Autonomie des jeunes : Permis de conduire et CPF

permis de conduire.jpegLa loi Egalité et Citoyenneté votée en décembre 2016, ouvre à compter du 15 mars prochain la possibilité de financer la préparation au permis de conduire par le compte personnel de formation (CPF), composante du compte personnel d’activité (CPA). L’accès au permis de conduire est devenu source d’inégalité.
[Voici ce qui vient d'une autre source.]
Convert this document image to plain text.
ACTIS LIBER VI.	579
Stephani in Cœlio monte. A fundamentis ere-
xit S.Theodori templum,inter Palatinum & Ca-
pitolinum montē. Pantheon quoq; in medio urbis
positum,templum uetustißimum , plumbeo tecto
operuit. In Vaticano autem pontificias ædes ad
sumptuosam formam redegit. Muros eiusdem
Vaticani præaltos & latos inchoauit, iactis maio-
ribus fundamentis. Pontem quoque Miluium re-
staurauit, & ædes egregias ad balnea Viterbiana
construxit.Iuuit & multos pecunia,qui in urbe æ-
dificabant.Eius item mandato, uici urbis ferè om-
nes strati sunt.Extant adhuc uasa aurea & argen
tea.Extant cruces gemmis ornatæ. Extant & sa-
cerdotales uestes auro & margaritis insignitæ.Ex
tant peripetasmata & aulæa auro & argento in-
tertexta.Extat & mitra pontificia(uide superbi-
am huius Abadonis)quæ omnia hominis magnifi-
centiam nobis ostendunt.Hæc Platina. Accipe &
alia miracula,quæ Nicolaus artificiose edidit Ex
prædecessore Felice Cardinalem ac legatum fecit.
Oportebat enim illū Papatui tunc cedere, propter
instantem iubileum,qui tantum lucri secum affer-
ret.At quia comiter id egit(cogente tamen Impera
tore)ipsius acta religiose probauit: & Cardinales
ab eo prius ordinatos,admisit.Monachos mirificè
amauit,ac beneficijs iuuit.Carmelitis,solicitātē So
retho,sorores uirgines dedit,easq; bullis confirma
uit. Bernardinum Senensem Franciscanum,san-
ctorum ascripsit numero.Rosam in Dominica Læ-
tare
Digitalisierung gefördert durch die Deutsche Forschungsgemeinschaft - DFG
Les auto-écoles évaluent le forfait minimum pour se présenter à l’examen à une vingtaine d’heures de conduite, dont le coût élevé freine certains candidats.

Or, le permis de conduire reste un atout dans la recherche d’emploi ; il offre une mobilité parfois essentielle pour postuler à des offres et il est aussi nécessaire pour de nombreux emplois (livreurs, chauffeurs, commerciaux etc.).

Cette nouvelle possibilité de financement du permis de conduire pourra se cumuler avec d’autres dispositifs, pour les jeunes, tel que le « permis à 1€/jour » renforcé en 2016 avec un montant maximum pouvant être emprunté porté de 1200€ à 1500€.

Grâce à cette mesure, chacun pourra décider d’utiliser les heures de formation inscrites sur son compte personnel de formation pour financer tout ou partie des coûts liés au passage du code ou aux leçons de conduite. Les fonds de la formation professionnelle seront ainsi mobilisés au service de cette priorité économique et sociale.

Cette mobilisation du compte personnel de formation pour le financement du permis de conduire est néanmoins soumise à 3 conditions :

  • L’obtention du permis doit contribuer à la réalisation d’un projet professionnel ou favoriser la sécurisation du parcours professionnel de l’actif ;
  • La formation devra être organisée par une école de conduite agréée et ayant la qualité d’organisme de formation ;
  • À compter du 1er janvier 2018, les écoles de conduite éligibles devront par ailleurs répondre aux critères de qualité propres aux organismes de formation. Dans un objectif de simplification, le ministère de l’Intérieur a engagé une concertation avec les organisations professionnelles pour aboutir d’ici à cette date à l’établissement d’un label qualité spécifique à ce secteur qui intègrera ces critères de qualité.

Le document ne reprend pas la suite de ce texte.